The main light was a D1 with a Profoto Softlight Reflector on it. Instead of using a reflector for the fill, I used another D1 head, this time in a CreativeLight soft box. Both lights were mounted on the same Matthews Magic Stand — the Softlight Reflector on the built in boom and the Creative Light on the first riser of the stand. (This set up is the subject of my post here.)
Why the two lights on the same stand? Because, I’m used to working alone. I don’t have someone to hold a reflector, I have reflector stands. But, because the light placement in Paramount lighting requires precise placement — miss by an inch and it won’t look good — every time the model moves the lights have to be moved. By putting everything on one stand, I can easily make the adjustments by simply pushing the wheeled stand to its new position.
The main light was set to f/11 and the “fill” to f/4.
One thing about this lighting pattern: As Scott points out, because the light from the OctoDome wraps around the face from behind, out of the camera, the image will look faded or wiped out. Don’t worry. The solution is easy. In your post production, you simply use the “Blacks” slider to bring back in the full range of facial color.
I fired off a couple of test shots. This headshot is one of them. From that point on, I put down my camera and became a grip. All of the remaining images in this post are Hanson’s.
(You can double click the image to enlarge it.)
With Hanson shooting, we decided to get one more use out of the OctoDome before putting it away. We decided to use it as an element in the image itself.
To do so, we lowered the light to floor level, moved Stephanie forward, and adjusted the lights, accordingly. We used the same main light on the Magic Stand and, to add some sparkle on the floor and fill in Stephanie’s face and eyes used a 6′ Profoto strip box as a fill, placed well behind the stand and angled up at 45 Degrees. One of the things I like best about this image is the is the reflection on my cement floors and the shadow it throws forward.

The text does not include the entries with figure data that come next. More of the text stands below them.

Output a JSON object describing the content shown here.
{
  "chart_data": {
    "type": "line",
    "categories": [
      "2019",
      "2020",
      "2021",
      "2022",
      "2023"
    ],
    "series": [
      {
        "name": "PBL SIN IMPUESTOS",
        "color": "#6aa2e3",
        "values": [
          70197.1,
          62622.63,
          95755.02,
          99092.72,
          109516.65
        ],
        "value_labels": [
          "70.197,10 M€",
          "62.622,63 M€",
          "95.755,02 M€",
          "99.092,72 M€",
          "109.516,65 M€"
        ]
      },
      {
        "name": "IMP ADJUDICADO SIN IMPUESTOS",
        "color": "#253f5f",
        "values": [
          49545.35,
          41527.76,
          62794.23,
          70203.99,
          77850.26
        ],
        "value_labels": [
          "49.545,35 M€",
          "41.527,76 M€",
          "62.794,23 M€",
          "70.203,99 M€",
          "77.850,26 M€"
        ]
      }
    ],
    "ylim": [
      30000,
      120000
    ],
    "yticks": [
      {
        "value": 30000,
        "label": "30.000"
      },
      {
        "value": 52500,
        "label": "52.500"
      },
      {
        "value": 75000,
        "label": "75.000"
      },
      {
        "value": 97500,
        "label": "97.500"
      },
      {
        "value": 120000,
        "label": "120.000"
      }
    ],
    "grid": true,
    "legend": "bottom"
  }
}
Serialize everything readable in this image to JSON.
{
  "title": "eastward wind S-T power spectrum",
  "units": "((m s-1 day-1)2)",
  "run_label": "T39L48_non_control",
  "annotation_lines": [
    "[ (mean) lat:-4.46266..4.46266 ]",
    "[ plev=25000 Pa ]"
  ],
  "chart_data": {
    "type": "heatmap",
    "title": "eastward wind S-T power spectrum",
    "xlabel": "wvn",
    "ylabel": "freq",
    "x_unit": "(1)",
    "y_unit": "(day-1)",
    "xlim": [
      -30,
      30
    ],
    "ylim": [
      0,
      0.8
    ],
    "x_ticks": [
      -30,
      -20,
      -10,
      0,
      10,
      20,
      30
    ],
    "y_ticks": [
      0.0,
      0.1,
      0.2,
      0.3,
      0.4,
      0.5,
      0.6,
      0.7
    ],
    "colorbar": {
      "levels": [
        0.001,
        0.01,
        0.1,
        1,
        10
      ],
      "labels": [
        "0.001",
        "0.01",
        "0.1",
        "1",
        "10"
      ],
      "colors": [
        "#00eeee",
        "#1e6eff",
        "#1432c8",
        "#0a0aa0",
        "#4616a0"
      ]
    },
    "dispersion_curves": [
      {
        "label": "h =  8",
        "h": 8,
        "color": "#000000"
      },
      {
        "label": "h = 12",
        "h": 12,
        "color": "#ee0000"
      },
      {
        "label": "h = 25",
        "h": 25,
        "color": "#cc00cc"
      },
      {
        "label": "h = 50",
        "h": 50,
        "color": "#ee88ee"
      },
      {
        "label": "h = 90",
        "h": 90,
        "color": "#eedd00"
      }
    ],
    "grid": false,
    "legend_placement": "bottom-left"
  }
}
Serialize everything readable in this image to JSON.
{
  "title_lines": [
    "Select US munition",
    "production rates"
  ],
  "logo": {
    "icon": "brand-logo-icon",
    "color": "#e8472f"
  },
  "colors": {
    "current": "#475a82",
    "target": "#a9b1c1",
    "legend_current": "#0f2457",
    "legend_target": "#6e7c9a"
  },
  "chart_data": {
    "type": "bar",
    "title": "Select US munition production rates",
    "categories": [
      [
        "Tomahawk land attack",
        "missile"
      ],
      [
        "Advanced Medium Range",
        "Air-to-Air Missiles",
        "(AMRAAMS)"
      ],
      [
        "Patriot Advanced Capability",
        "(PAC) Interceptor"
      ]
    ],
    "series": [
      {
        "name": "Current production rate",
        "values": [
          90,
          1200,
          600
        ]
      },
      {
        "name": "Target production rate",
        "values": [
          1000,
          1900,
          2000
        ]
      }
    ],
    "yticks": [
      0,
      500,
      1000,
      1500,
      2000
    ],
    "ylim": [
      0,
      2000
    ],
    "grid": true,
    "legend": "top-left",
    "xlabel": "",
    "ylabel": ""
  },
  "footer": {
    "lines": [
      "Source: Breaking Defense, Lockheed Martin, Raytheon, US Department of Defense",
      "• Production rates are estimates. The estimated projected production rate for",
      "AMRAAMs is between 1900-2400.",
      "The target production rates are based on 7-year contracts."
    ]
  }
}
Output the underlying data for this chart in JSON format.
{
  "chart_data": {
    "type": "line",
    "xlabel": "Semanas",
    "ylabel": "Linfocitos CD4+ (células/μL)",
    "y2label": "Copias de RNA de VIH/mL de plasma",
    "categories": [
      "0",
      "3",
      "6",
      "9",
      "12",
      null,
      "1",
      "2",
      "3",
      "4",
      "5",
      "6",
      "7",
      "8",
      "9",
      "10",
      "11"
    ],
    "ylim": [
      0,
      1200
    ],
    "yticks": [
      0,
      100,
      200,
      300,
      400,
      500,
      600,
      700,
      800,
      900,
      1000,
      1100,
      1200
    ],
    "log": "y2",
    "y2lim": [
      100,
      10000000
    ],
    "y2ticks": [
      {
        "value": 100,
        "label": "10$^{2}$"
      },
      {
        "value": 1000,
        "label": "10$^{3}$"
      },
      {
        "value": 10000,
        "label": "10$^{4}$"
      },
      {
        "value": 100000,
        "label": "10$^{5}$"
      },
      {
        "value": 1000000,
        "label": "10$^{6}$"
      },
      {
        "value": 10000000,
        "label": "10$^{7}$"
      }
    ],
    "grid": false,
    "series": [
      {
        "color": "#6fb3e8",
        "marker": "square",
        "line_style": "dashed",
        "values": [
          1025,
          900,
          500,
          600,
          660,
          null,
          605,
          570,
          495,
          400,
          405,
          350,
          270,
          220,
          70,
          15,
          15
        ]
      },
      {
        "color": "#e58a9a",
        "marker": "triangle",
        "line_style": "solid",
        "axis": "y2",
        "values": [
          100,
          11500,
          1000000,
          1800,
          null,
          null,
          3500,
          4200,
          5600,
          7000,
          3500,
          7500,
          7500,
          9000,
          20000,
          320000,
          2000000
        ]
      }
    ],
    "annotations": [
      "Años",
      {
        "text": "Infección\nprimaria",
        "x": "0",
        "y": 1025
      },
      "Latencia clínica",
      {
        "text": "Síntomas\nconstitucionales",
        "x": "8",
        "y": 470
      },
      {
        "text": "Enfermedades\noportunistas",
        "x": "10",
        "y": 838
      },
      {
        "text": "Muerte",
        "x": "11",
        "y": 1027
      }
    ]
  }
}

I’m going to try this pattern again and, to capture more of the reflection, I’ll shoot with a wider lens.
This short, down and dirty video,show the set up. (I’ve been either doing videos or making drawings of set ups to cover for my “grey moments”. I keep them all on my computers in an interactive NoteBook from Circus Ponies Software.)
We didn’t stay on the odd side of lighting for the entire shoot.
The last part of the shoot focused on what I would call “fusion posing” — Hanson mixing his traditional, elegant portrait and wedding poses with the world of high fashion. We continued to use the Profoto Softlight Reflector and Creative Light soft-box set up discussed earlier. For the low key shots, we added a hair light (indirect lighting from a strip box 14′ up and with the sides parallel to the floor). And, for the “Blue Dress” shot, we added a purple gel and allowed it to spill over a bit onto Stephanie.
All in all, a perfect Busman’s Holiday.